Ina Opperman

By Ina Opperman

Business Journalist

Food basket price LATEST: Cost down, but not enough…

The food basket includes the foods and monthly volumes for a family of seven members, an average low-income household size,

The monthly food basket price has decreased somewhat, but it is not enough for low-income consumers who must still pay elevated prices for core staple foods that cost R34,82 more than the month before and R237,87 more than a year ago.

According to the Household Affordability Index of the Pietermaritzburg Economic Justice and Dignity Group, the average cost of the Household Food Basket was R5 056,45 in June, a decrease of R15,14 (-0,3%), from R5 071,59 in May. However, the price of the basket increased by R367,65 (7,8%), from R4 688,81 in June 2022. 

The index tracks food price data from 47 supermarkets and 32 butcheries, in Johannesburg, Durban, Cape Town, Pietermaritzburg, Mtubatuba in Northern KwaZulu-Natal and Springbok in the Northern Cape that target the low-income market and where women shop at in the areas where they live.

Food prices that increased by 5% or more, include rice (9%), onions (13%), inyama yangaphakathi (5%; while the prices of white sugar (2%), sugar beans (2%), potatoes (3%), fish (2%), tinned pilchards (3%) and canned beans (4%) increased by 2% or more. 

There was some good news for low-income consumers with a few prices that decreased.

Maize meal cost 3% less, while some meats, milk, amasi, eggs, fruit and all vegetables decreased except for onions and potatoes.

ALSO READ: Poor consumers must cut more nutritious food as prices keep rising

Slight decrease, but not enough

Although the overall food basket cost slightly less in June, the group warns that foods that make up the core staples and which are prioritised first in the purse, remained stubbornly high.

The prices of these foods must decrease before households experience some relief at the till, as these items make up the core of the household meals and is still expensive relative to most low incomes.

In June the food basket price decreased in Johannesburg, Cape Town and Springbok, while the price increased in Durban, Pietermaritzburg and Mtubatuba. 

The Johannesburg basket decreased by R31,94 compared to May, but increased by R283,78 compared to June 2022, while the Durban basket increased by R35,35 compared to May and increased by R293,16 compared to last year.

The Cape Town basket decreased by R40,53 compared to May and increased by R493,62 compared to June 2022 and the Springbok basket decreased by R95,17 compared to May and increased by R349,84 compared to June 2022.

The price of the Pietermaritzburg basket increased by R4,06 compared to May and also increased by R343,52 compared to June 2022, the Mtubatuba basket increased by R49,00 compared to May and increased by R526,20 compared to June 2022.

These prices must be viewed against the backdrop of someone earning the National Minimum Wage of R25,42 an hour and R203.36 for an 8-hour day.
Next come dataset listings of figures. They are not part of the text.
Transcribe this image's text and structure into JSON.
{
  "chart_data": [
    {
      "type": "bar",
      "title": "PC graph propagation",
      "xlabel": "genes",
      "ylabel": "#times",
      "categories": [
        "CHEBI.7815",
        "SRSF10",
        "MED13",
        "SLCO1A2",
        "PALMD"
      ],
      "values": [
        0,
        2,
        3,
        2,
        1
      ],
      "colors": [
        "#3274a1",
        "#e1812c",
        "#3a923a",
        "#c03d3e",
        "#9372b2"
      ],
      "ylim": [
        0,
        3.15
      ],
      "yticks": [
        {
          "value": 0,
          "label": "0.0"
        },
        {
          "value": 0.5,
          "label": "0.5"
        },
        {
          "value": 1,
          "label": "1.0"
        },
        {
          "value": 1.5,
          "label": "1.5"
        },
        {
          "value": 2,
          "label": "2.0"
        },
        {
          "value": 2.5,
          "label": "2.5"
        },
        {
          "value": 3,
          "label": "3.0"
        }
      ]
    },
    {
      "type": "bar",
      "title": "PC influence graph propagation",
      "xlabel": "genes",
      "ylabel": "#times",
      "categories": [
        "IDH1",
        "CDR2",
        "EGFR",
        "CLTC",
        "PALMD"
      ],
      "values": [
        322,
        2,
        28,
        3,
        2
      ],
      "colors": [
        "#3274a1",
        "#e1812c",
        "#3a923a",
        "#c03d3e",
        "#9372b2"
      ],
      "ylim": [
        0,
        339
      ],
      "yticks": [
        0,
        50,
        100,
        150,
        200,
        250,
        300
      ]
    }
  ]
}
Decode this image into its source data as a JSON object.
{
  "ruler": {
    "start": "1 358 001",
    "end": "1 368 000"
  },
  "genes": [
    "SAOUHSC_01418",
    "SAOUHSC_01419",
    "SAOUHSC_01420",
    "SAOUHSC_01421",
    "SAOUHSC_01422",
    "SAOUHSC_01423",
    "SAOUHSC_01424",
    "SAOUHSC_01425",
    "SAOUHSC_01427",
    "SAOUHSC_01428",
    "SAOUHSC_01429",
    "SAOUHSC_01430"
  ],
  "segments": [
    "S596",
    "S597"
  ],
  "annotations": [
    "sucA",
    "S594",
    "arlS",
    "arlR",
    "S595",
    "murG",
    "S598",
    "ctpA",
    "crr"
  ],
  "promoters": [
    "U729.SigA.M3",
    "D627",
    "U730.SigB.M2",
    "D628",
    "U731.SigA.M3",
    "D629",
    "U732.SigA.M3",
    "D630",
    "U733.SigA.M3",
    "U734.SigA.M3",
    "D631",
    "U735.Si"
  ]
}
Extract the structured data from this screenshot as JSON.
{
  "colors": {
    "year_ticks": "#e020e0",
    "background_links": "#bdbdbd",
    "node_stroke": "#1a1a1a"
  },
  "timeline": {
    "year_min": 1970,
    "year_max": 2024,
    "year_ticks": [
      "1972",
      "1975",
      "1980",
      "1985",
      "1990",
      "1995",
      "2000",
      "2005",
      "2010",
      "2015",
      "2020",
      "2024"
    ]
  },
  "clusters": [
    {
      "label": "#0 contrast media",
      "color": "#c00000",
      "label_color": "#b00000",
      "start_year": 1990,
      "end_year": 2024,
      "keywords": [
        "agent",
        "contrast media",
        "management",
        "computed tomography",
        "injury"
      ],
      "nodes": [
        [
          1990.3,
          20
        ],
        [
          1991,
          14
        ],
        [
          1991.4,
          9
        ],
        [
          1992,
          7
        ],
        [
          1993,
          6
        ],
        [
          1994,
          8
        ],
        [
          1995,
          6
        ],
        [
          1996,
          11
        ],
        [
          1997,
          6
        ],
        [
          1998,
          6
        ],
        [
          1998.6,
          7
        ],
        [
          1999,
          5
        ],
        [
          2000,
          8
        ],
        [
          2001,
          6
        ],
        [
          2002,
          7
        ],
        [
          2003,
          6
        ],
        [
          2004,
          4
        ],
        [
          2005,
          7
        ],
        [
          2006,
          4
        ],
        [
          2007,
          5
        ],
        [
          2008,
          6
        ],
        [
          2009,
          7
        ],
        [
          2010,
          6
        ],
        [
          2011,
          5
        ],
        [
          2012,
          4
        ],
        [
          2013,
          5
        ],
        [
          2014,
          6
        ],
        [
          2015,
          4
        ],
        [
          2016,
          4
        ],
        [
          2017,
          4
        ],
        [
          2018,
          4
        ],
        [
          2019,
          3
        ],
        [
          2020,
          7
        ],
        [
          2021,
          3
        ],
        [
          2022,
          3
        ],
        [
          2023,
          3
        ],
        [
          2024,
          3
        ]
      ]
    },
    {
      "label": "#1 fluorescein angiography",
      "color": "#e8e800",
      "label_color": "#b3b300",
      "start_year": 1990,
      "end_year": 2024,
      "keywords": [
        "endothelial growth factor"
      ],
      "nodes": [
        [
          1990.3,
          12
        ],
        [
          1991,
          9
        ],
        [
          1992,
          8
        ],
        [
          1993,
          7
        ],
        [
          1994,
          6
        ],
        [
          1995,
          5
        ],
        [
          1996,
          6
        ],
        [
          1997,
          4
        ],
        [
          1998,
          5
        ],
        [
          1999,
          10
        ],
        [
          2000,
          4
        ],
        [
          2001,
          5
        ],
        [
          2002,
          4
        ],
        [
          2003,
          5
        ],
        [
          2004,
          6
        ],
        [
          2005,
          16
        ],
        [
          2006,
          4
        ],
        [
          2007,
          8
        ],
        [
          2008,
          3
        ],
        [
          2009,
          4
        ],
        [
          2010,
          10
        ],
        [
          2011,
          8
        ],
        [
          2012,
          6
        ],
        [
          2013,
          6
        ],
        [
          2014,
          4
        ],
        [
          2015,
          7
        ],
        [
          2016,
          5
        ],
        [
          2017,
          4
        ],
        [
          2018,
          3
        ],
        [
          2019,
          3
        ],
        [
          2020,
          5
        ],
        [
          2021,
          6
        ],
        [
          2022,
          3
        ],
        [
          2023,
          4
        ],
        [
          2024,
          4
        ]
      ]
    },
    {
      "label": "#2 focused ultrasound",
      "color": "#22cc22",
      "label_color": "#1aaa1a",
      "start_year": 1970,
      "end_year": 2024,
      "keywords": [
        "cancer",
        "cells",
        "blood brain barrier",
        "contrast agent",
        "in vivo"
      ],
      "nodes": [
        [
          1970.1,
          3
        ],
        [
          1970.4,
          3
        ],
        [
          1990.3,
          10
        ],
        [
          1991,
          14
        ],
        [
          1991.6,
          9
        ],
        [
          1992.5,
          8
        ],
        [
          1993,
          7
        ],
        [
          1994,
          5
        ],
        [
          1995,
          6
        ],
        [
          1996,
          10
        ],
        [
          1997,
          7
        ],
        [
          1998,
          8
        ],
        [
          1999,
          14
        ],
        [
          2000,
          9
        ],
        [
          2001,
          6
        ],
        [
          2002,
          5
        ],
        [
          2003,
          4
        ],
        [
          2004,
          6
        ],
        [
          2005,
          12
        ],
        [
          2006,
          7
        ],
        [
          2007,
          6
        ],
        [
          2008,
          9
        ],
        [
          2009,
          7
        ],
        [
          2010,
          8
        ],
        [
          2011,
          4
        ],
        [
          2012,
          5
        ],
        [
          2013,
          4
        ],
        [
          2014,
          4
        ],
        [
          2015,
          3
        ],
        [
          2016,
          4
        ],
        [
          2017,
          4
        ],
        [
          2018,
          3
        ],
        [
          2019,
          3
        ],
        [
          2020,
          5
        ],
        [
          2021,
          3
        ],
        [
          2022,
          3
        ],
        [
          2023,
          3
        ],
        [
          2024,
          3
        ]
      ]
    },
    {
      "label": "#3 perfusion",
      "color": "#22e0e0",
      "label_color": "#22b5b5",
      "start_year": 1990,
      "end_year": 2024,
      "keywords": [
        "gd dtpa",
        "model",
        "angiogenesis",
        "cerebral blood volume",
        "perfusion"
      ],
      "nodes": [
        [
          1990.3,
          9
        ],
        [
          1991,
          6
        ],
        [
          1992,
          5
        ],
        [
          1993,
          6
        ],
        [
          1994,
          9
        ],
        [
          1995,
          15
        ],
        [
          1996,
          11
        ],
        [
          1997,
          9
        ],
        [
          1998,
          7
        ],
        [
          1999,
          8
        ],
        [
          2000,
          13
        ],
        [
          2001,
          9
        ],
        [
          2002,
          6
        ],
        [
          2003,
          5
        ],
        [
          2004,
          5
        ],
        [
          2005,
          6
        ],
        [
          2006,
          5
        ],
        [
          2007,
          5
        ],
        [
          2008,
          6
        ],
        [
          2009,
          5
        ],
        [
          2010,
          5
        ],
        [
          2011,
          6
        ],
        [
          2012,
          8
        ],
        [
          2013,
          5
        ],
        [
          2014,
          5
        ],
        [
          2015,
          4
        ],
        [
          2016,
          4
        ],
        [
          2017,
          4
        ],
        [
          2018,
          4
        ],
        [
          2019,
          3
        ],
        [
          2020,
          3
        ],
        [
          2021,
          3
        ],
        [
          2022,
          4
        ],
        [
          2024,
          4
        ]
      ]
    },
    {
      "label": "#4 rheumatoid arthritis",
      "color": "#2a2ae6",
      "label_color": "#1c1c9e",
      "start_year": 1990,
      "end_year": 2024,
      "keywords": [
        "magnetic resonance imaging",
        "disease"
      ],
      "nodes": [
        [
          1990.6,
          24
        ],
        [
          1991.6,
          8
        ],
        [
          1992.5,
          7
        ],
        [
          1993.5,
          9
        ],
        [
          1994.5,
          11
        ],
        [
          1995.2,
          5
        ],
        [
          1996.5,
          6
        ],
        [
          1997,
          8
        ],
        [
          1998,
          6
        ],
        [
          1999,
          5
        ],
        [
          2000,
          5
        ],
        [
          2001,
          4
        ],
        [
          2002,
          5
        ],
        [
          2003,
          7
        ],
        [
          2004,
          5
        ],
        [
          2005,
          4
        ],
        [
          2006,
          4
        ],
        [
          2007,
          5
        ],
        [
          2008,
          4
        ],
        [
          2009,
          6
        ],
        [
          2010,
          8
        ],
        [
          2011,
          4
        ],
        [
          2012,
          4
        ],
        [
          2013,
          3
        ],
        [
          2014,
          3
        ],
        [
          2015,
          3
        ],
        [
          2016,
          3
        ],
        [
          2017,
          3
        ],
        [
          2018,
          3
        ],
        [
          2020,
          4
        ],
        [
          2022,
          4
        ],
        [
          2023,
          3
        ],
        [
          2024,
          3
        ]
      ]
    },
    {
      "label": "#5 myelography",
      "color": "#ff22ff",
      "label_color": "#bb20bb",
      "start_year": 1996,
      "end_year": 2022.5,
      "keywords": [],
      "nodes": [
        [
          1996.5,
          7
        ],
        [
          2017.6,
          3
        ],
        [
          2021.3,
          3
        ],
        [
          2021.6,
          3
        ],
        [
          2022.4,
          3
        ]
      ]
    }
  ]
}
In June 2023, with 21 working days, the maximum National Minimum Wage for a general worker was R4 270,56. 

Workers work to support their families and not only themselves. For black South African workers, one wage must typically support four people. Dispersed in a worker’s family of four people the wage is reduced to R1 067,64 per person, far below the upper-bound poverty line of R1 417 per person per month.

ALSO READ: Poor consumers must cut more nutritious food as prices keep rising

The basic nutritional food basket

In June the cost of a basic nutritional food basket for a family of four people was R3 505,56. Using Pietermaritzburg-based figures for electricity and transport and the average figure for a minimum nutritional basket of food for a family of four, the group calculates that electricity and transport will take up R2 299,50 of the worker’s wage of R4 270,56. 

The group says it must also be remembered that low-income consumers only buy food after paying for transport and electricity, leaving only R1 971,06 for food and everything else. Therefore, the group calculates that workers’ families underspent on food by a minimum of 43,8%. In this scenario there is no possibility of a worker being able to afford enough nutritious food for her family.   

If the entire R1 971,06 is used to buy food it works out at R492,76 per person per month, again far below the food poverty line of R663. 

The scenario is even worse for children in low-income households. In June the average cost to feed a child a basic nutritious diet was R893,78. Although this amount decreased by R7,41 compared to May, the annual cost increased by R80,49. With a Child Support Grant of R500 that is 25% below the Food Poverty Line of R663 and 44% below the average cost to feed a child a basic nutritious diet, it is clear how low-income families go hungry.   

Domestic and personal hygiene products also cost R9,62 more than in May and R115,21 more than a year ago. The total average cost of basic household domestic and personal hygiene products was R954,96 in June 2023.